A diver who has explored the waters in and around Bell Island’s famous WWII ship wrecks says he’s not surprised that a military shell was recently discovered in shallow water by a local lobster fisherman.
Stewart Saunders recovered the heavily corroded shell, and even started trying to scrape off the rust to try to identify it.
It turns out the shell was live and members of the RNC’s Explosives Disposal Unit were called out to retrieve it and brought it to the Bell Island airstrip waiting on further instruction from military officials.

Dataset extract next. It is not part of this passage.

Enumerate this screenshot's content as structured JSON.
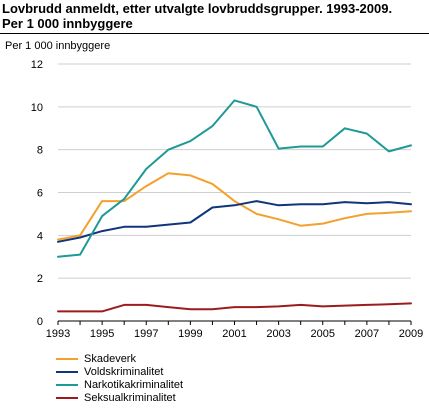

Neil Burgess of the Shipwreck Preservation Society says he’s not at all surprised that a shell was found, but he was surprised to hear it was found in such shallow water.
He says based on what he’s seen and heard, he believes the shell came from one of four ships struck and sunk by German U-Boat attacks between September and November of 1942.
He says after the first attack sank two ships, the other two ships fired shells at waters where they thought the U-boat would be. “And we know that at least one of those shells skipped off the water and ended up in a back yard I think on St. Thomas’ Line in St. Philips. So the shells were ending up all over the place, and this one must have been fired by one of the ships that was out near little Bell Island or Kelly’s Island and it ended up near Bell Island.”
Burgess says although the likelihood of the live shell going off after more than 80 years in the water is small, he advises anyone who may still come across a shell in the water to leave it where it is.